Das Saarländische ZUrlG sei auch ab 1997 nicht verfassungswidrig. Es fehle bereits an einer Ungleichbehandlung der Arbeitgeber des öffentlichen Dienstes und der Privatwirtschaft durch den Gesetzgeber. Dieser habe nämlich lediglich die Saarländische Urlaubsverordnung für Beamte und Richter verändert. Hierbei handele es sich um eine Regelung für eine Personengruppe mit einem öffentlich-rechtlichen Sonderstatus. Dass diese Regelung durch tarifvertragliche dynamische Verweisungen Gegenstand von tarifrechtlichen Normen geworden sei, die ihrerseits für die Arbeitnehmer des öffentlichen Dienstes gelten, sei dem Gesetzgeber nicht zuzurechnen. Dies sei eine Folge der zwischen den Tarifvertragsparteien getroffenen Regelungen. Es sei diesen unbenommen, dynamische Verweisungen auf das jeweilige Beamtenrecht zu unterlassen. Die Ungleichbehandlung zwischen den Arbeitgebern der Privatwirtschaft und den Arbeitgebern des öffentlichen Dienstes folge also aus einer gewissen Verhandlungsschwäche der Gewerkschaften des öffentlichen Dienstes.

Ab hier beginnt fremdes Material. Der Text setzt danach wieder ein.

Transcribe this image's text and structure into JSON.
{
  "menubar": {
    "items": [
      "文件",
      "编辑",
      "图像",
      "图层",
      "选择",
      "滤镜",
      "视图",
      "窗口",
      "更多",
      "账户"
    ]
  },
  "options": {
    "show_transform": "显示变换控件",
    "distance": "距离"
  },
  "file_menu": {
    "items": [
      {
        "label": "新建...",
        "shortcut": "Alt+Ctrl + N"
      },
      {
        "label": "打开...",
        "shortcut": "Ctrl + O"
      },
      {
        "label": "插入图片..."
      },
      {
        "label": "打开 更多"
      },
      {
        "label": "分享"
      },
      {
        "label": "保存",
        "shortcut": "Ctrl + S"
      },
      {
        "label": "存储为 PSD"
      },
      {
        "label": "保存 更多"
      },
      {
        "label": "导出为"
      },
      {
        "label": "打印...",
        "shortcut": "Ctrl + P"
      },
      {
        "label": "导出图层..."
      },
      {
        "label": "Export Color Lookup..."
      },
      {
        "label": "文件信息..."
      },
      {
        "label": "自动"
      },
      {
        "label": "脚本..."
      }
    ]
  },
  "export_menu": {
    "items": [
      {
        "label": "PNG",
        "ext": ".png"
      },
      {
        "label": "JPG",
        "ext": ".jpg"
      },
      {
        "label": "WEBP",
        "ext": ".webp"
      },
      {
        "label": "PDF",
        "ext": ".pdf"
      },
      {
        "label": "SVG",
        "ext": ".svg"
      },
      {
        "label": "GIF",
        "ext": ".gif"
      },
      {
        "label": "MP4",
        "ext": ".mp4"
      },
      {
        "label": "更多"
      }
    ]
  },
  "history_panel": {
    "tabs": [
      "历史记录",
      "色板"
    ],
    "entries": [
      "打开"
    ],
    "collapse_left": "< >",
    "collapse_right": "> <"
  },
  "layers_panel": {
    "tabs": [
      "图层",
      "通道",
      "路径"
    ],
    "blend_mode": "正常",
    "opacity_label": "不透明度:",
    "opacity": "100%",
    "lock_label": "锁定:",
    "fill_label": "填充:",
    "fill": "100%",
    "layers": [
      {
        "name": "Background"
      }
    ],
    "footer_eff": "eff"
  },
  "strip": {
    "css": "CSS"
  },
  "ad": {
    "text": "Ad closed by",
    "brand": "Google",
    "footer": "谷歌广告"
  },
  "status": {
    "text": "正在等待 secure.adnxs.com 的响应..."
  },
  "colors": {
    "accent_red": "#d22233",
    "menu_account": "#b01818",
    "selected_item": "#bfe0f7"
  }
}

Im Übrigen fehle es aber auch an einer sachlichen Ungleichbehandlung. Die Urlaubsregelung sei sowohl im Beamtenrecht wie im Arbeitsrecht der Arbeitnehmer des öffentlichen Dienstes arbeitnehmerfreundlicher gestaltet als in der Privatwirtschaft. Von daher sei es selbst einem Gesetzgeber im Rahmen der ihm eingeräumten weiten Typisierungsspielräume gestattet, eine Unterscheidung zwischen den Arbeitnehmern des öffentlichen Dienstes und denen der Privatwirtschaft vorzunehmen.
Schließlich seien auch die Schlussfolgerungen, die die Beklagte aus der angeblichen Ungleichbehandlung ziehe, falsch. Die Rechtsfolge der vermeintlichen Ungleichbehandlung bestehe nicht darin, dass die Arbeitgeber der Privatwirtschaft von der Gewährung von Zusatzurlaub freizustellen seien, sondern könne allenfalls darin bestehen, dass auch die Arbeitnehmer des öffentlichen Dienstes einen Anspruch auf Gewährung von Zusatzurlaub haben. Das Gleichheitsgebot sei hier zwar in seiner Qualität als objektives Recht verletzt, nicht aber als subjektives Recht. Es gebe kein subjektives Recht auf Willkür und es gebe auch kein subjektives Recht dort, wo die eigene Position nicht verbessert, sondern nur eine andere verschlechtert werden solle. Für eine Verfassungsbeschwerde bedürfe es der Verletzung eines subjektiven Rechts.
Das Gleichheitsgebot begründe nur eine Extension rechtmäßiger Rechtslagen, begründe hingegen nicht eine Ausweitung rechtswidriger Rechtslagen. In der Rechtsordnung als ungerecht empfundene Wertungswidersprüche seien de lege ferenda zu beseitigen, was vornehmste Aufgabe des Gesetzgebers sei, nicht aber die von Gerichten.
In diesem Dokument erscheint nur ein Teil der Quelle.